RFID query return 100D may include using RFID technologies to mark the environment 20. For example, the player 10 may include a plurality of RFID “tags” (not shown) that may be placed in a variety of playback locations within different environment(s) 20. Upon suitable setup, the various RFID tags can connote different environments 20 and their concomitant settings for the player 10. For example, a particular RFID tag would be placed beneath a car dashboard. The player 10 may include a RFID detection means for detecting the location and type of RFID tag that is proximate thereto. Thus, in the example, when the player 10 is located in the vehicle the player 10 will detect the RFID tag located beneath the dashboard. In this manner, the player 10 will then “know” that its instant environment 20 includes a vehicle and a vehicle stereo 30 and be able to make the appropriate adjustments to settings based on this environment 20 detection.

Bluetooth info exchange 100E may include similar functionalities as the wired protocol 100C but in a wireless environ.

In process S1 the player 10 uses the environment detection information gathered through one, or more, of these means to determine a current playback environment of the player 10 and/or the external playback device 30.

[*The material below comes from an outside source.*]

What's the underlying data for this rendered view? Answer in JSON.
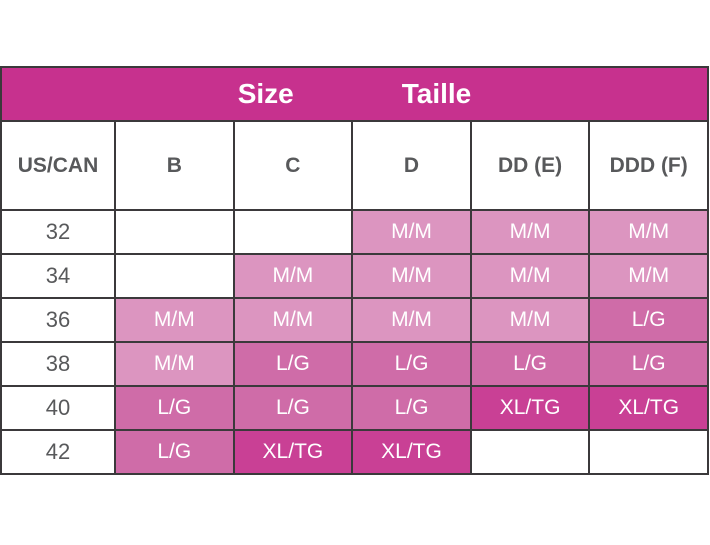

In process S2, once the player 10 has identified the environment, the player 10 determines the appropriate playback settings for that environment by means of, for example, a lookup table. The lookup table may include for example settings for one, or more, of the following: compression setting; bass boost setting; equalization setting; video output setting; audio limiting circuits, video aspect ratio setting; video resolution control setting; video color enhancement setting; video contrast enhancement setting; video brightness enhancement setting; sound file type selection; video file type selection; and/or the like. Possible settings may be discrete or variable along a continuum. For example, compression setting may be adjusted between off, low, medium, and high, or may be assigned an arbitrary numerical value along a continuum of possible settings (e.g., a compression setting of 0-100). Bass boost setting may be adjusted between off, low, medium, and high, or may be assigned an arbitrary numerical value along a continuum of possible settings (e.g., a bass-boost setting of 0-100). Equalization setting may be adjusted between flat, and various contours. These settings are described as examples only, the scope of the invention includes any and all possible modifications of the video, audio, or other media signals provided by the multimedia repository 10.

One, or more, of the settings are then applied to the functions controlling the audio and/or video output of the player 10 in process S3.

In an alternative embodiment, the information transmitted to the player 10 is in the form of direct instructions as to the proper output settings for the player 10 from at least one of the external playback device(s) 30. In other words, rather than a process by which the player 10 determines it is in a car environment, for example, and deduces that a compression circuit should be activated, the player 10 receives direct instruction to turn on a compression circuit from the associated external playback device 30 (e.g., car stereo).

The foregoing description of the embodiments of this invention has been presented for purposes of illustration and description. It is not intended to be exhaustive or to limit the invention to the precise form disclosed, and many modifications and variations are possible.